There are few things more exhilarating than lowering yourself down a rock face amid a deluge of foamy spray. While waterfall rappelling is often associated with exotic destinations, you don’t need to travel to Costa Rica to experience it—climbing outfitter Northeast Mountaineering offers adventurers of all skill levels the chance to try it in New England. Take a short hike to the top of a 100-foot fall before rappelling down it with the help of a guide. Just be prepared to get wet.Photograph: Courtesy Creative Commons/Flickr/Rick McCharles
What’s a 14er? As the name hints, it’s a mountain at least 14,000 feet tall, and there are more than 50 to choose from in Colorado, from the 14,007-foot Sunshine Peak in the San Juan Mountains to the 14,440-foot Mount Elbert, the highest summit in the Rocky Mountains. One of the most popular in the state is Pikes Peak, near Colorado Springs, at a lofty 14,115 feet tall. A number of trails ascend to the top, including the most popular, the 13-mile Barr Trail.
What better way to experience the world’s largest dormant volcano than by paragliding off its slopes? Daily flights with Proflyght Paragliding take off from the slopes of Haleakala, which at 10,000 feet is the highest peak on Maui. Beginners can test their mettle with the shorter 1,000-foot descent, but for the true adventurer, the 3,000-foot option features up to 15 minutes of airtime over the island’s lush tropical landscape and lavender farms.

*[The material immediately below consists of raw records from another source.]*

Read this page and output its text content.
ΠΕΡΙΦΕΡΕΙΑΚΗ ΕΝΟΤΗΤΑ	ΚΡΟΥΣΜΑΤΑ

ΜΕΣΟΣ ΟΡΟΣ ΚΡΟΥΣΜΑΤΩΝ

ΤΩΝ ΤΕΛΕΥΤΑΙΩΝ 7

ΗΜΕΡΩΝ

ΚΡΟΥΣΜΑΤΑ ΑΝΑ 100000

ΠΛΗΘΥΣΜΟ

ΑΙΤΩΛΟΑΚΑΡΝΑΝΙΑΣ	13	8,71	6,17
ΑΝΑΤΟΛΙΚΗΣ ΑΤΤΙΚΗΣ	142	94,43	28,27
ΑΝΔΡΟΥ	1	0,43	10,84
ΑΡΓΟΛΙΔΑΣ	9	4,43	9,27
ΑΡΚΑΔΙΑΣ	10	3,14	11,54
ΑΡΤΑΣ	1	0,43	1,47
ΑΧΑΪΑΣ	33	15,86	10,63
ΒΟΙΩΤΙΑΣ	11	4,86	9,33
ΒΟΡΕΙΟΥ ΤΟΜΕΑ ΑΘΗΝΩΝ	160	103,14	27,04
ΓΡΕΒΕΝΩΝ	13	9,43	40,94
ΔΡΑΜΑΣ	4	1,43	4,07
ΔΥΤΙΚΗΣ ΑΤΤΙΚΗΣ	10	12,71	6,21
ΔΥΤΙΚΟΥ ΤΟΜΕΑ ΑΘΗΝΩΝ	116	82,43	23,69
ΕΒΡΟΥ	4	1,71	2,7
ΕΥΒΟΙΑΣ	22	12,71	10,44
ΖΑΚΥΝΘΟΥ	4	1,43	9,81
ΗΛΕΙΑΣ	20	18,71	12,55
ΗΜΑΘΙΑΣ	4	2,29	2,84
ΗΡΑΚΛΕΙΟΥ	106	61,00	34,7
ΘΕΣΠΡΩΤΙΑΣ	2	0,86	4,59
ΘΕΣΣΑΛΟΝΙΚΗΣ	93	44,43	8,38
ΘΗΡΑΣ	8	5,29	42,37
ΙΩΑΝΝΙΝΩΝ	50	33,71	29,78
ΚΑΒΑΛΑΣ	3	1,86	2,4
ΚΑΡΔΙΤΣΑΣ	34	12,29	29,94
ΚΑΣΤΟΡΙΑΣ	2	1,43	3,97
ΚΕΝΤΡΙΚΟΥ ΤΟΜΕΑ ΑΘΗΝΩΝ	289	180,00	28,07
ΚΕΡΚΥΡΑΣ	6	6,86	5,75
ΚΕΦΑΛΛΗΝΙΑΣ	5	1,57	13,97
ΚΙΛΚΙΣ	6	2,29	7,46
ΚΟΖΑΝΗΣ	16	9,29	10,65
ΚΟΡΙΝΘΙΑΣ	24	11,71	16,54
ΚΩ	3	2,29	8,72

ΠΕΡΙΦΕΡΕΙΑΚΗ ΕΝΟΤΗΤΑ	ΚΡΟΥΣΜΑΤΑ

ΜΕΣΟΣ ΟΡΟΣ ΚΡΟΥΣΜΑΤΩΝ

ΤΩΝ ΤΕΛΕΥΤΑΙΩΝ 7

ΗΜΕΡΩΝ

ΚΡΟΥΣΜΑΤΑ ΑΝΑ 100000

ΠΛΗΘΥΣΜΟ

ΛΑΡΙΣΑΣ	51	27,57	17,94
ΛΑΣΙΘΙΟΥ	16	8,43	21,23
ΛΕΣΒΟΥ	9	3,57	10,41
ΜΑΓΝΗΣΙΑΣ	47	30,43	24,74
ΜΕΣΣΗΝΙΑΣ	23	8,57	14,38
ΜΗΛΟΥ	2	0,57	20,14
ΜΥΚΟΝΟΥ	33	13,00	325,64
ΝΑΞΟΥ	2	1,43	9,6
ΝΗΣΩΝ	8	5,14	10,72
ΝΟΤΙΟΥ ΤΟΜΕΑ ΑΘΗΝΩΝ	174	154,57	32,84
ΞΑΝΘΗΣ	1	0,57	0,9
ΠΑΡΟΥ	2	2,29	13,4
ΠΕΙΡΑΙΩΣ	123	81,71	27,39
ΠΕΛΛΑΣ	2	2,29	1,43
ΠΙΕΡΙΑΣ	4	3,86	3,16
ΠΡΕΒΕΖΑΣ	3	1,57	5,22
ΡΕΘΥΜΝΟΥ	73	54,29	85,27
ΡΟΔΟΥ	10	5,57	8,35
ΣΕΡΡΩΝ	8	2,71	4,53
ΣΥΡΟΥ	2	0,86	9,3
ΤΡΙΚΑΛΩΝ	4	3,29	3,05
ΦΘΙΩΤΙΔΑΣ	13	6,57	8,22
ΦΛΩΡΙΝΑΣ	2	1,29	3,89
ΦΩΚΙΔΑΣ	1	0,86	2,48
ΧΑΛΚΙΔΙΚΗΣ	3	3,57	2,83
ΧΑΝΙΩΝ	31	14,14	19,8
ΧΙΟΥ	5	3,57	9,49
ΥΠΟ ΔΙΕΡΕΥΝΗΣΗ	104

If you’ve ever wanted to recreate a scene from Band of Brothers, here’s your chance. Drive A Tank has the largest fleet of military tanks available to the public in the U.S., such as the Mark 5 Centurion and Sherman E8 battle tanks. Choose your armored-vehicle excursion, from simply manning a battle tank to more advanced tours that include crushing cars and shooting machine guns from the crew compartment. And if that isn’t enough to satisfy your lust for destruction, you can even power one through a house!